Consumer-price growth slowed to 3.9 per cent in July from 4.4 per cent in the previous month, remaining comfortably within the central bank's 3 per cent to 5 per cent target band. Food prices rose at their slowest pace since at least January 2014, indicating moderate pressures from this key category.
"It doesn't feel like there are any imminent price pressures but at the same time there is a realisation that growth needs to be encouraged," said Rahul Bajoria, a senior economist at Barclays Plc in Singapore, who predicts a rate cut on Tuesday. "Is there room to cut rates by 50 basis points over the next six to 12 months? Yes, sure, as long as inflation remains under control and it looks like it is."
Economic growth is another reason the central bank may want to cut. While the economy grew at a respectable pace of 5 per cent last quarter, growth is still well short of President Joko Widodo's 7 per cent goal set when he took office three years ago. That's despite six interest rate cuts last year.
The lower benchmark rate hasn't translated into stronger credit growth. Bank loans rose 7.8 per cent in June from a year ago, down from 8.8 per cent in the previous month and compared with an average growth of more than 10 per cent two years ago.
WHY STAY ON HOLD?
Bank Indonesia has been wary of triggering further weakness in the currency by cutting interest rates at a time when the US is tightening policy. The rupiah's relative stability this year - it's gained 0.9 per cent against the dollar since the beginning of January - has helped to keep inflation pressures at bay.
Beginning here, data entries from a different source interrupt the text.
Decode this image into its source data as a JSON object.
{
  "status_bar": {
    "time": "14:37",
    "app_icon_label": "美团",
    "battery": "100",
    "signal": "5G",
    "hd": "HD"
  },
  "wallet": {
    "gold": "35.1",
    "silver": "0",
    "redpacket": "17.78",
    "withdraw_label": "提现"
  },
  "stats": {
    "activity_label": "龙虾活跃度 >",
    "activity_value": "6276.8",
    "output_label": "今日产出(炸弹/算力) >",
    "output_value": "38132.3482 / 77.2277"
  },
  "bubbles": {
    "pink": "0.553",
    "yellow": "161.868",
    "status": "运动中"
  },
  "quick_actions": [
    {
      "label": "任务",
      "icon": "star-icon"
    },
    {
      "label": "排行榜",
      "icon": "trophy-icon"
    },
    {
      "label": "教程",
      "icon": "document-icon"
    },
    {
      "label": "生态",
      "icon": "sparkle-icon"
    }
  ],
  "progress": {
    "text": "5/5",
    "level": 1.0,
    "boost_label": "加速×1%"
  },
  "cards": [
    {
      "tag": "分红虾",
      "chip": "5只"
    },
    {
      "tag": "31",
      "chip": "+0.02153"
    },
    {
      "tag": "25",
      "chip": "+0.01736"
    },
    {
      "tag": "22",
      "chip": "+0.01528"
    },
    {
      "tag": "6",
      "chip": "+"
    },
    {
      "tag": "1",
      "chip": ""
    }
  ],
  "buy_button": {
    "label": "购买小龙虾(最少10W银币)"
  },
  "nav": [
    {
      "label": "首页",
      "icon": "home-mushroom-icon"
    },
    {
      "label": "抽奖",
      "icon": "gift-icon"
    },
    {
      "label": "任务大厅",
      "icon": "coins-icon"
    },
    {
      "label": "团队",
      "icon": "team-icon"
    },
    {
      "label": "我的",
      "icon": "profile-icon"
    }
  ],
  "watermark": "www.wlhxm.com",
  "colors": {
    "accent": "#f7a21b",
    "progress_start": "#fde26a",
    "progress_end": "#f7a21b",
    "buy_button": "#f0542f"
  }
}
"The rupiah has underperformed its regional counterparts this year, which in a way is a policy easing, even if the impact on growth is likely to be limited as export growth of manufactured goods remains sluggish," said Gundy Cahyadi, an economist at DBS Holdings in Singapore. "Bank Indonesia is set to reiterate its commitment to maintain financial system stability, and the rupiah versus the dollar in particular."
Bank Indonesia may wait to see if forthcoming economic data justify lowering interest rates further. Mr Agus said earlier this month policy makers "aren't closed to the possibility of easing" if inflation remains manageable, the currency is stable and the data is supportive.
"Current conditions allow some leeway," said Joey Cuyegkeng, an economist at ING. "But confirmatory data may be needed to make BI more confident. We believe that lower August inflation is necessary for a September move."
OTHER EASING OPTIONS?
The central bank could opt to tweak other measures to provide stimulus to the economy without reducing its benchmark interest rate. Among those are targeted macro-prudential easing, such as lowering the loan-to-value ratios for housing or reducing down payments for car loans, said Lavanya Venkateswaran, an economist with Nomura Holdings Inc. in Singapore.
Another tool available to policy makers is the reserve requirement for lenders. The central bank has already loosened rules this year on the amount of money commercial lenders must hold in reserves on a daily basis, allowing them more flexibility in managing liquidity.
Since the beginning of July, banks have been allowed to hold a daily minimum of 5 per cent in reserve, as long as the average over two weeks is at least 6.5 per cent.
"We are basically of the view that BI will leave its policy rate unchanged and will resort to other options to support growth," Mr Venkateswaran said.